Relatively Straight

There’s some end at last for the man who follows a path; mere rambling is interminable.

Seneca, 60 AD

The principle of relativity, as expressed in Newton's first law of motion (and carried over essentially unchanged into Einstein's special theory of relativity) is based on the idea of uniform motion in a straight line. However, the terms "uniform motion" and "straight line" are not as easy to define as one might think. Historically, it was usually just assumed that such things exist, and that we know them when we see them. Admittedly there were attempts to describe these concepts, but mainly in somewhat vague and often circular ways. For example, Euclid tells us that "a line is breadthless length", and "a straight line is a line which lies evenly with the points on itself". The precise literal interpretation of these statements can be debated, but they seem to have been modeled on an earlier definition given by Plato, who said a straight line is "that of which the middle covers the ends". This in turn may have been based on Parmenides' saying that "straight is whatever has its middle directly between the ends".

Each of these definitions relies on some pre-existing idea of straightness to give meaning to such terms as "lying evenly" or "directly between", so they are immediately self-referential. Other early attempts to define straightness invoked visual alignment, on the presumption that light travels in a straight line. Of course, we could simply define straightness to be congruence with a path of light, but such an empirical definition would obviously preclude asking whether, in fact, light necessarily travels in straight lines as defined in some more abstract sense. Not surprisingly, thinkers like Plato and Euclid, who wished to keep geometry and mechanics strictly separate, preferred a purely abstract a priori definition of straightness, without appealing (explicitly) to any physical phenomena. Unfortunately, their attempts to provide a meaningful conceptual definition were not particularly successful.

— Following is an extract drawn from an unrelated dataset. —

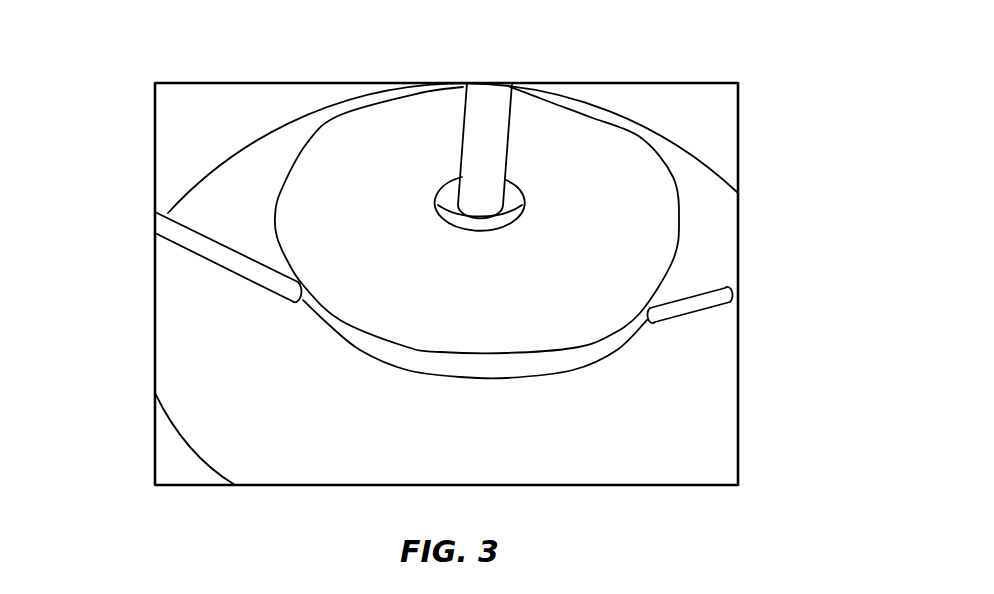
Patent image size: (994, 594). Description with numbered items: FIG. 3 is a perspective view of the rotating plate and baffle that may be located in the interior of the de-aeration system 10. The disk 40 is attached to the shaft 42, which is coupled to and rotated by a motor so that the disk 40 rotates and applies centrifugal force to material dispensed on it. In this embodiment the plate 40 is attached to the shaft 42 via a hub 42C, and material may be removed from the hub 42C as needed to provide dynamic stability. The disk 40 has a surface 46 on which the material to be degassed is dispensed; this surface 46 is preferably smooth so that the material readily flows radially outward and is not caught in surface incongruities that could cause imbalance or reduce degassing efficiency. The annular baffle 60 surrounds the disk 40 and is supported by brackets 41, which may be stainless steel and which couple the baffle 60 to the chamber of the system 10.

Aristotle noted that among all possible lines connecting two given points, the straight line is the one with the shortest length, and Archimedes suggested that this property could be taken as the definition of a straight line. This at least has the merit of relating two potentially distinct concepts, straightness and length, and even gives us a way of quantifying which of two lines (i.e., curves) connecting two points is "straighter", simply by comparing their lengths, without explicitly invoking the straightness of anything else. Furthermore, this definition can be applied in a more general context, such as on the surface of the Earth, where the straightest (shortest) path between two points is an arc of a great circle, which is typically not congruent to a visual line of sight. We saw in Section 3.5 that Hero based his explanation of optical reflection on the hypothesis that light travels along the shortest possible path. This is a nice example of how an a priori conceptual definition of straightness led to a non-trivial physical theory about the behavior of light, which obviously would have been precluded if there had been no conception of straightness other than that it corresponds to the paths of light.

We've also seen how Fermat refined this principle of straightness to involve the variable of time, related to spatial distances by what he intuited was an invariant characteristic speed of light. Similarly the principle of least action, popularized by Maupertuis and Euler, represented the application of stationary paths in various phase spaces (i.e., the abstract space whose coordinates are the free variables describing the state of a system), but for actual geometrical space (and time) the old Euclidean concept of extrinsic straightness continued to predominate, both in mathematics and in physics. Even in the special theory of relativity Einstein relied on the intuitive Euclidean concept of straightness, although he was dissatisfied with this approach, and believed that the true principle of relativity should be based on the more profound Archimedian concept of straight lines as paths with extremal lengths. In a sense, this could be regarded as relativizing the concept of straightness, i.e., rather than seeking absolute extrinsic straightness, we focus instead on relative straightness of neighboring paths, and declare the extremum of the available paths to be "straight", or rather "as straight as possible".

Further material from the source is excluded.